Higher degree of N-grams will have lower frequency than that of lower degree N-grams. This project will focus on the English language datasets. Then dataset is cleansed to remove the following; non-word characters, lower-case, punctuations, whitespaces. A corpus is body of text, usually containing a large number of sentences.

The project includes but is not limited too: Coursera Data Science Capstone: The dataset consists of 3 files all in english language.

  RGUHS DISSERTATION TOPICS 2005

coursera capstone project swiftkey

This preliminary report is aimed to create understanding of the data set. Tokenize and Clean Dataset Tokenization is performed by splitting each line into sentences.

Coursera Data Science Capstone: SwiftKey Project

Speed will be important as we move to the shiny application. Term Frequencies Term frequencies are identified for the most common words in the dataset and a frequency table is created.

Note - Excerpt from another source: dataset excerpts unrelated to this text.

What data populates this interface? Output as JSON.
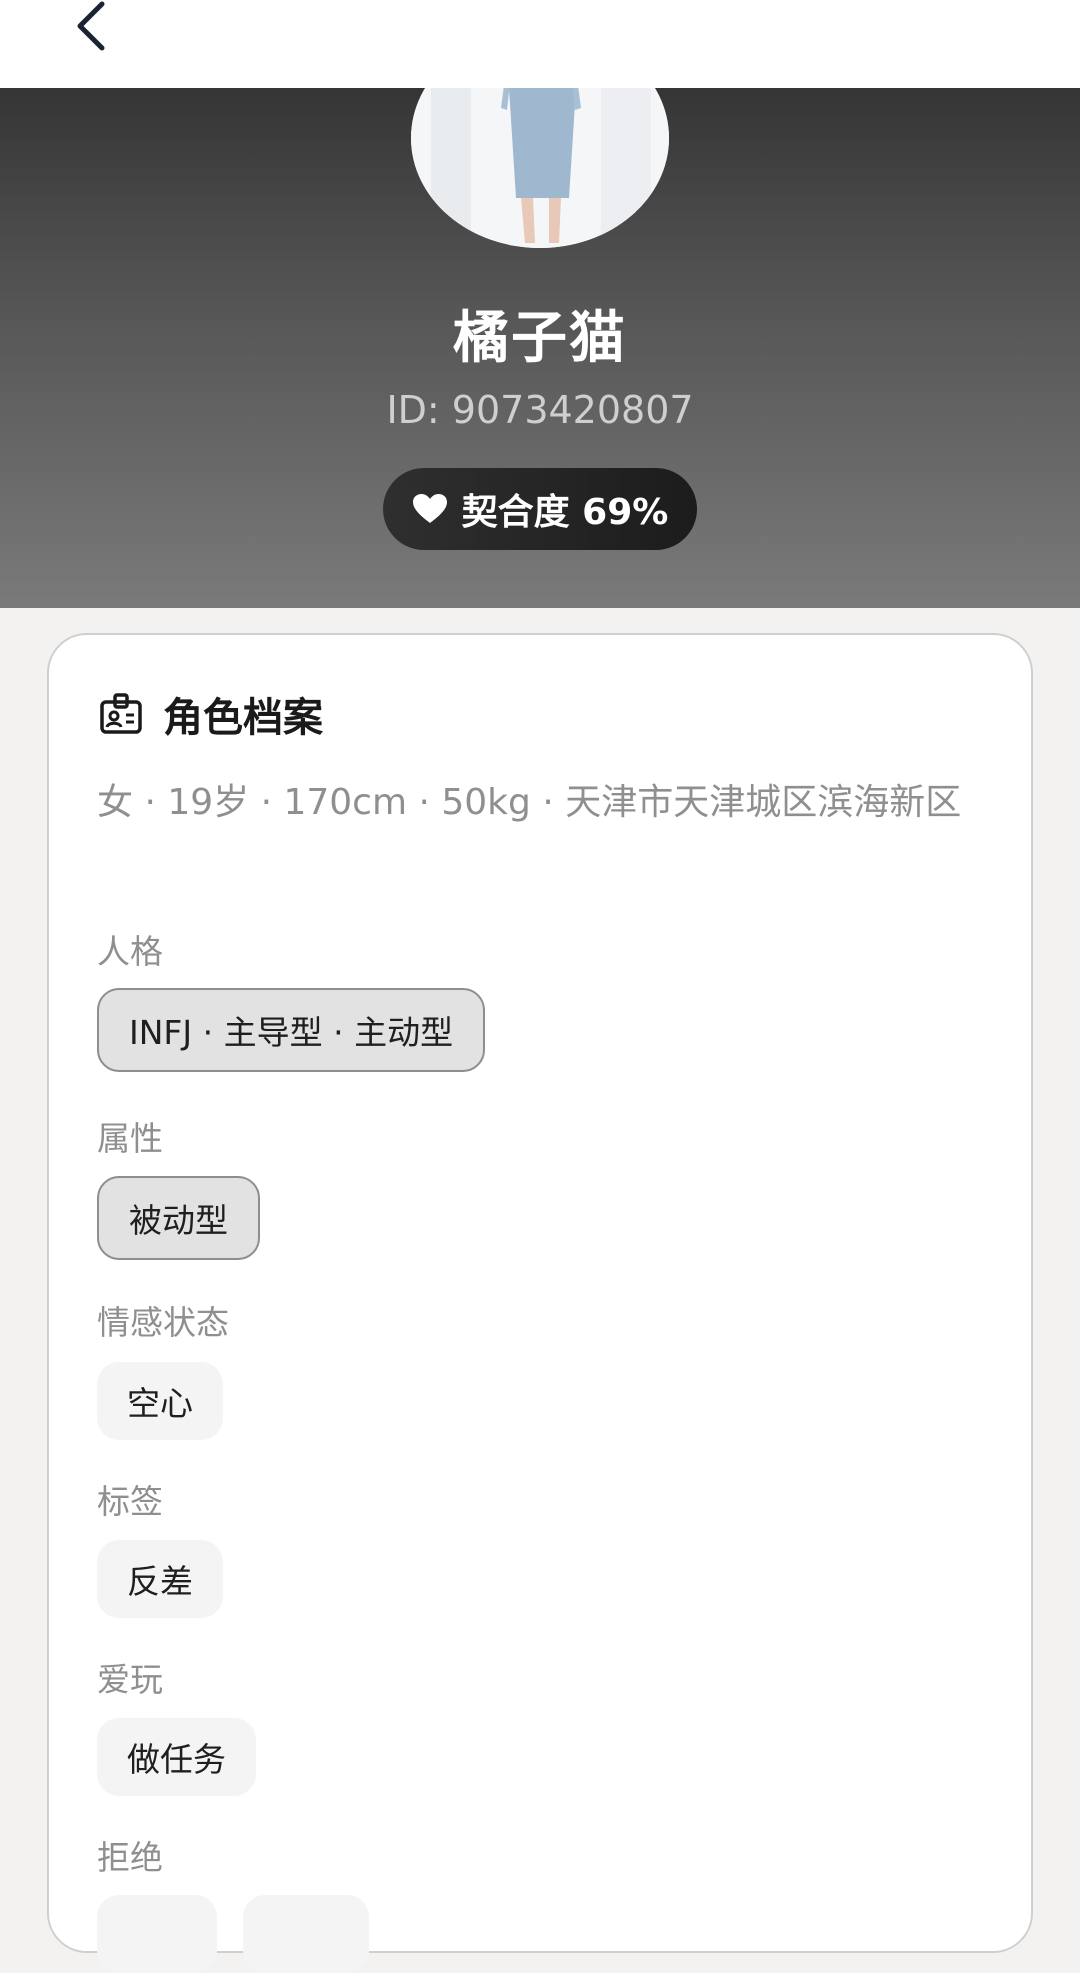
{
  "nav": {
    "back_icon": "chevron-left-icon"
  },
  "profile": {
    "name": "橘子猫",
    "id_text": "ID: 9073420807",
    "match_icon": "heart-icon",
    "match_label": "契合度 69%",
    "match_percent": 69
  },
  "card": {
    "icon": "id-card-icon",
    "title": "角色档案",
    "basic_info": "女 · 19岁 · 170cm · 50kg · 天津市天津城区滨海新区",
    "sections": [
      {
        "label": "人格",
        "tags": [
          "INFJ · 主导型 · 主动型"
        ]
      },
      {
        "label": "属性",
        "tags": [
          "被动型"
        ]
      },
      {
        "label": "情感状态",
        "tags": [
          "空心"
        ]
      },
      {
        "label": "标签",
        "tags": [
          "反差"
        ]
      },
      {
        "label": "爱玩",
        "tags": [
          "做任务"
        ]
      },
      {
        "label": "拒绝",
        "tags": []
      }
    ]
  },
  "colors": {
    "hero_top": "#353536",
    "hero_bottom": "#7a7a7a",
    "badge_bg": "#1c1c1c",
    "page_bg": "#f3f2f1"
  }
}
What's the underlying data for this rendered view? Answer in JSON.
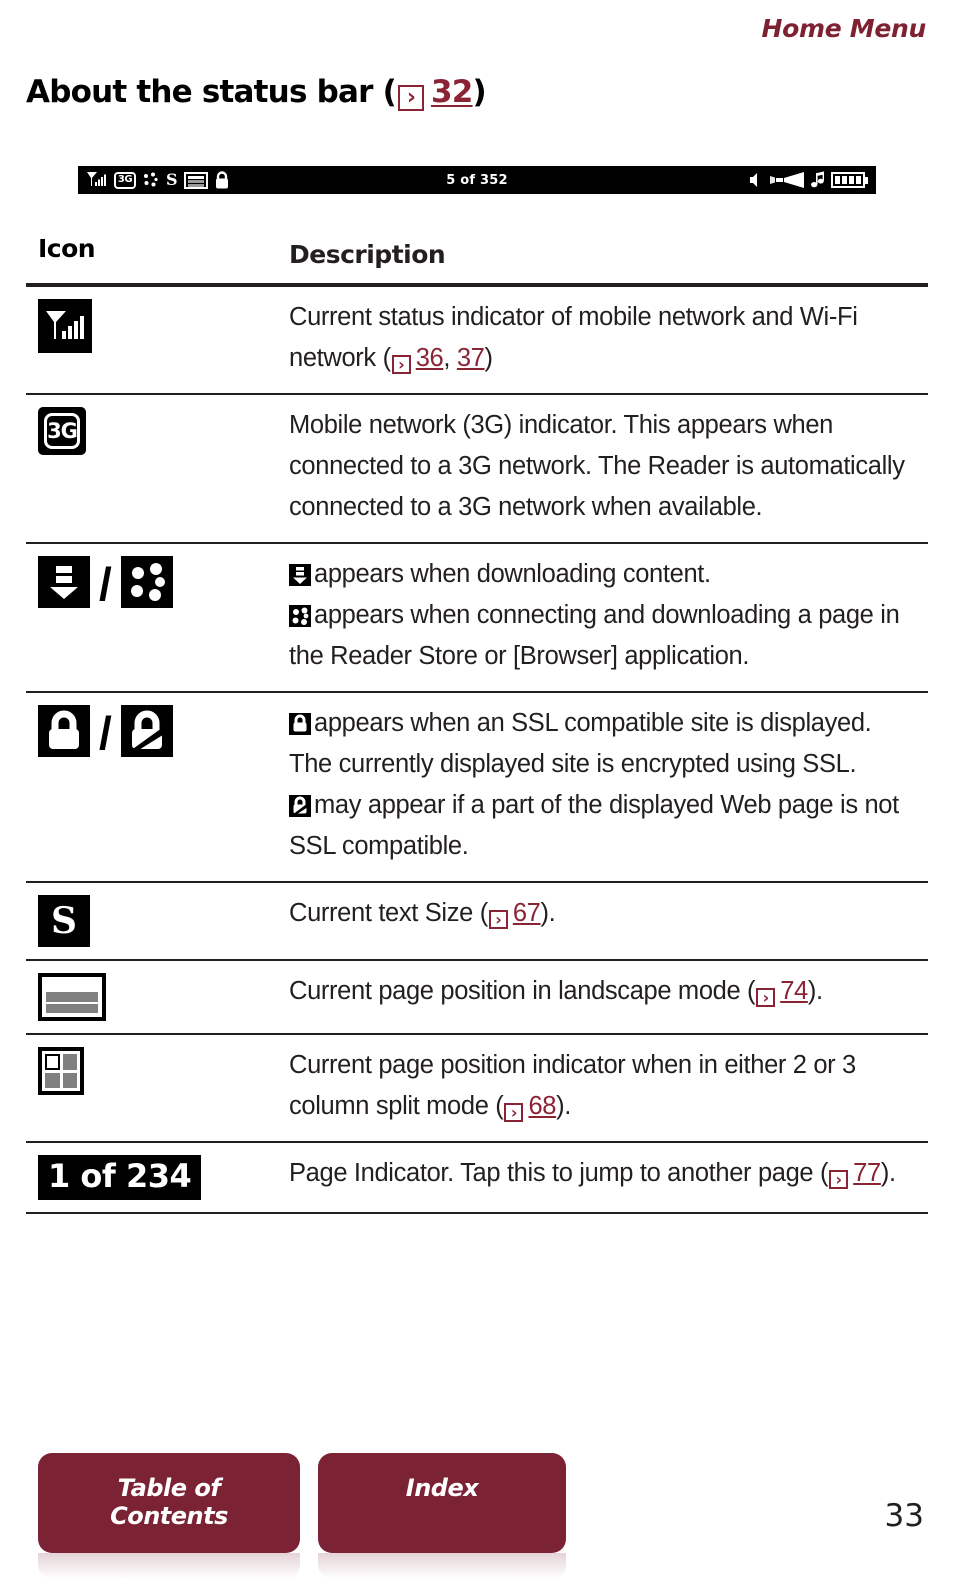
{
  "header": {
    "breadcrumb": "Home Menu"
  },
  "title": {
    "text": "About the status bar (",
    "jump_icon": "jump-arrow-icon",
    "page_ref": "32",
    "close_paren": ")"
  },
  "status_bar_graphic": {
    "left_icons": [
      "signal-icon",
      "3g-icon",
      "connecting-dots-icon",
      "text-size-s-icon",
      "page-position-landscape-icon",
      "lock-icon"
    ],
    "center_label": "5 of 352",
    "right_icons": [
      "volume-low-icon",
      "volume-high-icon",
      "music-note-icon",
      "battery-icon"
    ],
    "label_3g": "3G",
    "label_s": "S"
  },
  "table": {
    "headers": {
      "icon": "Icon",
      "description": "Description"
    },
    "rows": [
      {
        "icon_name": "signal-icon",
        "desc_parts": [
          {
            "type": "text",
            "value": "Current status indicator of mobile network and Wi-Fi network ("
          },
          {
            "type": "jump"
          },
          {
            "type": "link",
            "value": "36"
          },
          {
            "type": "text",
            "value": ", "
          },
          {
            "type": "link2",
            "value": "37"
          },
          {
            "type": "text",
            "value": ")"
          }
        ],
        "desc_plain": "Current status indicator of mobile network and Wi-Fi network (▷ 36, 37)"
      },
      {
        "icon_name": "3g-icon",
        "desc_plain": "Mobile network (3G) indicator. This appears when connected to a 3G network. The Reader is automatically connected to a 3G network when available."
      },
      {
        "icon_name": "download-icon / connecting-dots-icon",
        "desc_line1": "appears when downloading content.",
        "desc_line2": "appears when connecting and downloading a page in the Reader Store or [Browser] application."
      },
      {
        "icon_name": "lock-icon / broken-lock-icon",
        "desc_line1": "appears when an SSL compatible site is displayed. The currently displayed site is encrypted using SSL.",
        "desc_line2": "may appear if a part of the displayed Web page is not SSL compatible."
      },
      {
        "icon_name": "text-size-s-icon",
        "desc_pre": "Current text Size (",
        "desc_link": "67",
        "desc_post": ")."
      },
      {
        "icon_name": "page-position-landscape-icon",
        "desc_pre": "Current page position in landscape mode (",
        "desc_link": "74",
        "desc_post": ")."
      },
      {
        "icon_name": "column-split-icon",
        "desc_pre": "Current page position indicator when in either 2 or 3 column split mode (",
        "desc_link": "68",
        "desc_post": ")."
      },
      {
        "icon_name": "page-indicator-badge",
        "icon_label": "1 of 234",
        "desc_pre": "Page Indicator. Tap this to jump to another page (",
        "desc_link": "77",
        "desc_post": ")."
      }
    ]
  },
  "footer": {
    "toc_label": "Table of Contents",
    "index_label": "Index",
    "page_number": "33"
  },
  "colors": {
    "accent_red": "#7b2334",
    "link_red": "#8a2435",
    "ink": "#231f20"
  }
}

As part of the prediction model, the generated stems will be used to gererate and algorithm to match input phrases, in order to predict swiffkey word that will be displayed next. Tokenization is performed by splitting each line into sentences.

Coursera Data Science Capstone: SwiftKey Project

The resulting application will be published as a shiny app, that will be open for review of anyone interested. Dataset for this project is sourced from this website. Create Bi-grams Bi-gram frequency table is created for the corpus. Clean means alphabetical coursea changed to lower case, remove whitespace and removing punctuation to name a few.

Next step of this capstone project would be to swiftkfy and precision the predictive algorithm model, and deploy the same using Shiny app.

Sampling the corpus and create the Document Term Matrix.